Luego de la explosión y posterior bramido de la máquina, profundamente perturbada por la fusión del circuito, comenzó a escribir enloquecida:

«tyrrla, currla, gurrla, medderla, federrla, sedderrla, carrla, gorrla, zirrla, mirrla, virrla, wdrrla, mvdrrla, perrla, prrr…»

El científico, horrorizado:

—¿¡Qué hiciste!? ¡La fundiste! ¡Tano puto!

«Pascualitos» tenía la cara de Mussolini en Grecia. Se puso lívido. Balbuceó:

—¡Ma!… Si era uno agujeritos.

Ya perdidos por completo sus modales de ingeniero y buen tecnócrata:

—¡Ma qué «agujeritos»! Era un circuito maestro, tarado.
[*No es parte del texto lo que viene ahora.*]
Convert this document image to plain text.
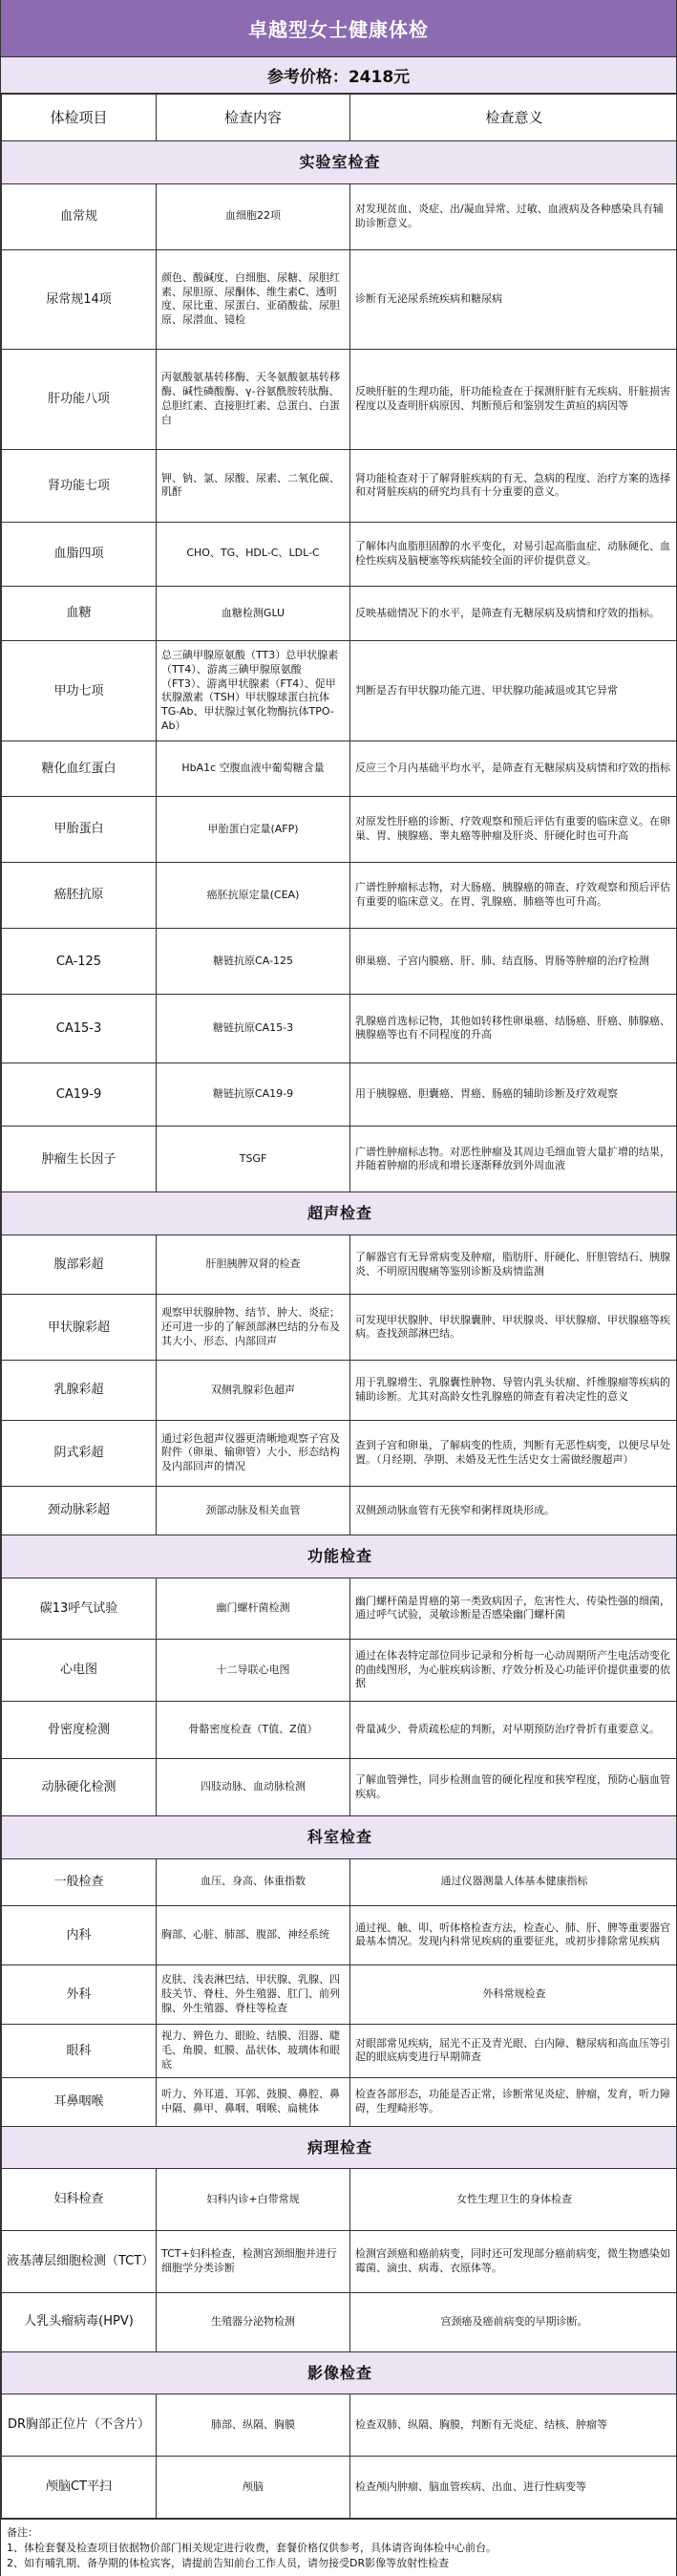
卓越型女士健康体检
参考价格：2418元
体检项目	检查内容	检查意义
实验室检查		
血常规	血细胞22项	对发现贫血、炎症、出/凝血异常、过敏、血液病及各种感染具有辅助诊断意义。
尿常规14项	颜色、酸碱度、白细胞、尿糖、尿胆红素、尿胆原、尿酮体、维生素C、透明度、尿比重、尿蛋白、亚硝酸盐、尿胆原、尿潜血、镜检	诊断有无泌尿系统疾病和糖尿病
肝功能八项	丙氨酸氨基转移酶、天冬氨酸氨基转移酶、碱性磷酸酶、γ-谷氨酰胺转肽酶、总胆红素、直接胆红素、总蛋白、白蛋白	反映肝脏的生理功能，肝功能检查在于探测肝脏有无疾病、肝脏损害程度以及查明肝病原因、判断预后和鉴别发生黄疸的病因等
肾功能七项	钾、钠、氯、尿酸、尿素、二氧化碳、肌酐	肾功能检查对于了解肾脏疾病的有无、急病的程度、治疗方案的选择和对肾脏疾病的研究均具有十分重要的意义。
血脂四项	CHO、TG、HDL-C、LDL-C	了解体内血脂胆固醇的水平变化，对易引起高脂血症、动脉硬化、血栓性疾病及脑梗塞等疾病能较全面的评价提供意义。
血糖	血糖检测GLU	反映基础情况下的水平，是筛查有无糖尿病及病情和疗效的指标。
甲功七项	总三碘甲腺原氨酸（TT3）总甲状腺素（TT4）、游离三碘甲腺原氨酸（FT3）、游离甲状腺素（FT4）、促甲状腺激素（TSH）甲状腺球蛋白抗体TG-Ab、甲状腺过氧化物酶抗体TPO-Ab）	判断是否有甲状腺功能亢进、甲状腺功能减退或其它异常
糖化血红蛋白	HbA1c 空腹血液中葡萄糖含量	反应三个月内基础平均水平，是筛查有无糖尿病及病情和疗效的指标
甲胎蛋白	甲胎蛋白定量(AFP)	对原发性肝癌的诊断、疗效观察和预后评估有重要的临床意义。在卵巢、胃、胰腺癌、睾丸癌等肿瘤及肝炎、肝硬化时也可升高
癌胚抗原	癌胚抗原定量(CEA)	广谱性肿瘤标志物，对大肠癌、胰腺癌的筛查、疗效观察和预后评估有重要的临床意义。在胃、乳腺癌、肺癌等也可升高。
CA-125	糖链抗原CA-125	卵巢癌、子宫内膜癌、肝、肺、结直肠、胃肠等肿瘤的治疗检测
CA15-3	糖链抗原CA15-3	乳腺癌首选标记物，其他如转移性卵巢癌、结肠癌、肝癌、肺腺癌、胰腺癌等也有不同程度的升高
CA19-9	糖链抗原CA19-9	用于胰腺癌、胆囊癌、胃癌、肠癌的辅助诊断及疗效观察
肿瘤生长因子	TSGF	广谱性肿瘤标志物。对恶性肿瘤及其周边毛细血管大量扩增的结果，并随着肿瘤的形成和增长逐渐释放到外周血液
超声检查		
腹部彩超	肝胆胰脾双肾的检查	了解器官有无异常病变及肿瘤，脂肪肝、肝硬化、肝胆管结石、胰腺炎、不明原因腹痛等鉴别诊断及病情监测
甲状腺彩超	观察甲状腺肿物、结节、肿大、炎症；还可进一步的了解颈部淋巴结的分布及其大小、形态、内部回声	可发现甲状腺肿、甲状腺囊肿、甲状腺炎、甲状腺瘤、甲状腺癌等疾病。查找颈部淋巴结。
乳腺彩超	双侧乳腺彩色超声	用于乳腺增生、乳腺囊性肿物、导管内乳头状瘤、纤维腺瘤等疾病的辅助诊断。尤其对高龄女性乳腺癌的筛查有着决定性的意义
阴式彩超	通过彩色超声仪器更清晰地观察子宫及附件（卵巢、输卵管）大小、形态结构及内部回声的情况	查到子宫和卵巢，了解病变的性质，判断有无恶性病变，以便尽早处置。（月经期、孕期、未婚及无性生活史女士需做经腹超声）
颈动脉彩超	颈部动脉及相关血管	双侧颈动脉血管有无狭窄和粥样斑块形成。
功能检查		
碳13呼气试验	幽门螺杆菌检测	幽门螺杆菌是胃癌的第一类致病因子，危害性大、传染性强的细菌，通过呼气试验，灵敏诊断是否感染幽门螺杆菌
心电图	十二导联心电图	通过在体表特定部位同步记录和分析每一心动周期所产生电活动变化的曲线图形，为心脏疾病诊断、疗效分析及心功能评价提供重要的依据
骨密度检测	骨骼密度检查（T值、Z值）	骨量减少、骨质疏松症的判断，对早期预防治疗骨折有重要意义。
动脉硬化检测	四肢动脉、血动脉检测	了解血管弹性，同步检测血管的硬化程度和狭窄程度，预防心脑血管疾病。
科室检查		
一般检查	血压、身高、体重指数	通过仪器测量人体基本健康指标
内科	胸部、心脏、肺部、腹部、神经系统	通过视、触、叩、听体格检查方法，检查心、肺、肝、脾等重要器官最基本情况。发现内科常见疾病的重要征兆，或初步排除常见疾病
外科	皮肤、浅表淋巴结、甲状腺、乳腺、四肢关节、脊柱、外生殖器、肛门、前列腺、外生殖器、脊柱等检查	外科常规检查
眼科	视力、辨色力、眼睑、结膜、泪器、睫毛、角膜、虹膜、晶状体、玻璃体和眼底	对眼部常见疾病，屈光不正及青光眼、白内障、糖尿病和高血压等引起的眼底病变进行早期筛查
耳鼻咽喉	听力、外耳道、耳郭、鼓膜、鼻腔、鼻中隔、鼻甲、鼻咽、咽喉、扁桃体	检查各部形态，功能是否正常，诊断常见炎症、肿瘤，发育，听力障碍，生理畸形等。
病理检查		
妇科检查	妇科内诊+白带常规	女性生理卫生的身体检查
液基薄层细胞检测（TCT）	TCT+妇科检查，检测宫颈细胞并进行细胞学分类诊断	检测宫颈癌和癌前病变，同时还可发现部分癌前病变，微生物感染如霉菌、滴虫、病毒、衣原体等。
人乳头瘤病毒(HPV)	生殖器分泌物检测	宫颈癌及癌前病变的早期诊断。
影像检查		
DR胸部正位片（不含片）	肺部、纵隔、胸膜	检查双肺、纵隔、胸膜，判断有无炎症、结核、肿瘤等
颅脑CT平扫	颅脑	检查颅内肿瘤、脑血管疾病、出血、进行性病变等
备注：
1、体检套餐及检查项目依据物价部门相关规定进行收费，套餐价格仅供参考，具体请咨询体检中心前台。
2、如有哺乳期、备孕期的体检宾客，请提前告知前台工作人员，请勿接受DR影像等放射性检查
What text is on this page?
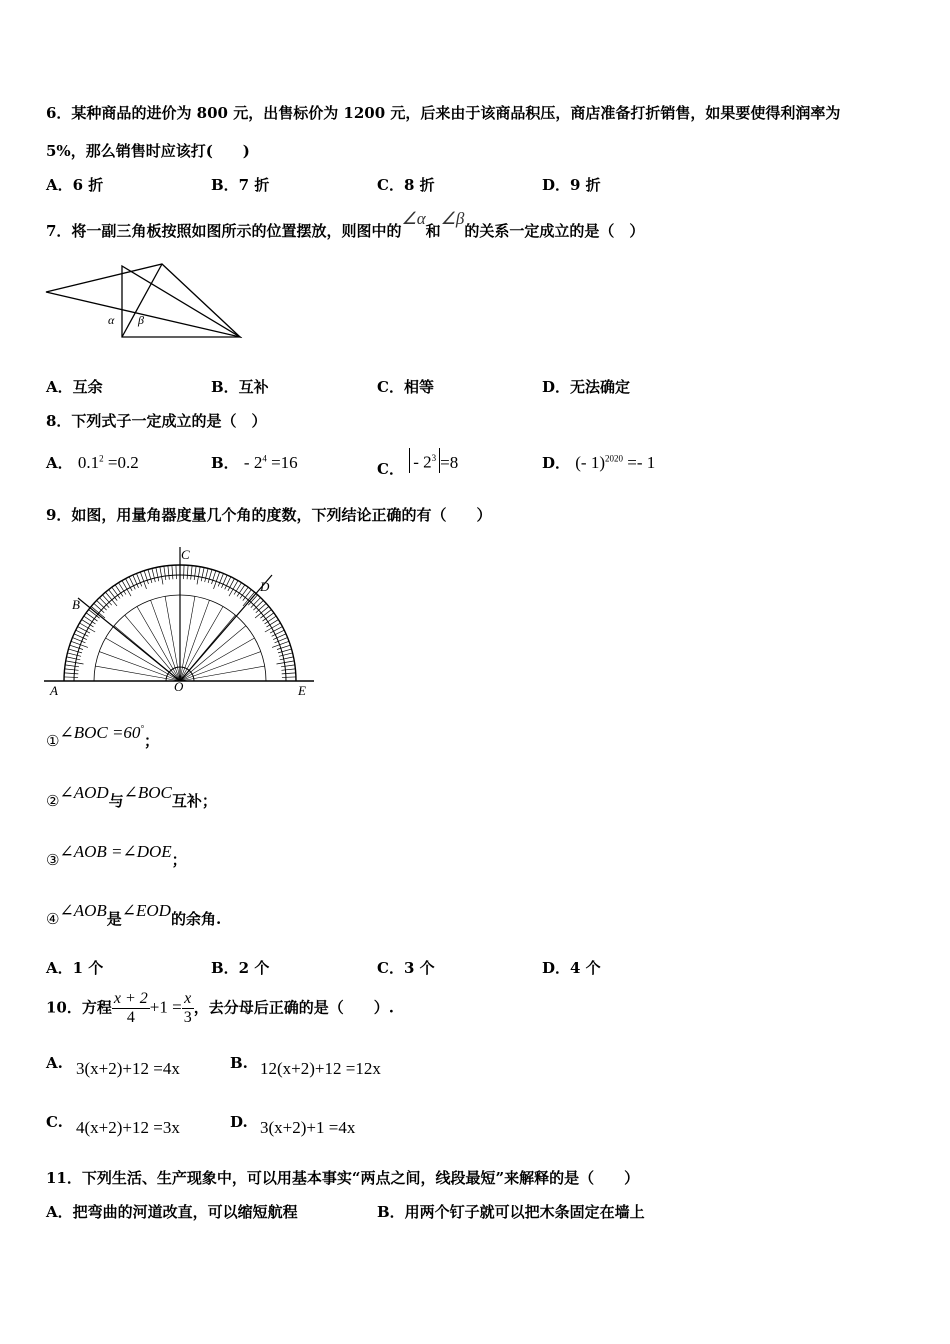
6．某种商品的进价为 800 元，出售标价为 1200 元，后来由于该商品积压，商店准备打折销售，如果要使得利润率为
5%，那么销售时应该打(　　)
A．6 折	B．7 折	C．8 折	D．9 折
7．将一副三角板按照如图所示的位置摆放，则图中的∠α和∠β的关系一定成立的是（　）
α β
A．互余	B．互补	C．相等	D．无法确定
8．下列式子一定成立的是（　）
A． $0.1^2 =0.2$	B． - $2^4 =16$	C． - $2^3 =8$	D． (- 1)$^{2020}$ =- 1
9．如图，用量角器度量几个角的度数，下列结论正确的有（　　）
A
B
C
D
E
O
①∠BOC =60°；
②∠AOD与∠BOC互补；
③∠AOB =∠DOE；
④∠AOB是∠EOD的余角.
A．1 个	B．2 个	C．3 个	D．4 个
10．方程 $\frac{x + 2}{4} +1 = \frac{x}{3}$ ，去分母后正确的是（　　）.
A. 3(x+2)+12 =4x	B. 12(x+2)+12 =12x
C. 4(x+2)+12 =3x	D. 3(x+2)+1 =4x
11．下列生活、生产现象中，可以用基本事实“两点之间，线段最短”来解释的是（　　）
A．把弯曲的河道改直，可以缩短航程	B．用两个钉子就可以把木条固定在墙上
Sudando copiosamente, como cuando estaban en Libia y los perseguía Montgomery:

—E… ¿non hay solucione?

—¡Qué va! Ahora este primer circuito destruido ha destruido otros y éstos a otros: en progresión geométrica hasta aniquilar todo.

Azorado:

—¿Toda la Tecnocracia?

El otro le echó un vistazo, con curiosidad pese a su bronca y desesperación:

—La Tecnocracia no, pero sí la máquina.

—¿E adesso?

—Ahora vas a pagar todo este mecanismo que costó ocho millones de monitores. Pero no te preocupes: te lo iremos descontando de tu sueldo de bufón. Así vas a aprender otra vez a hacer cortos firmes.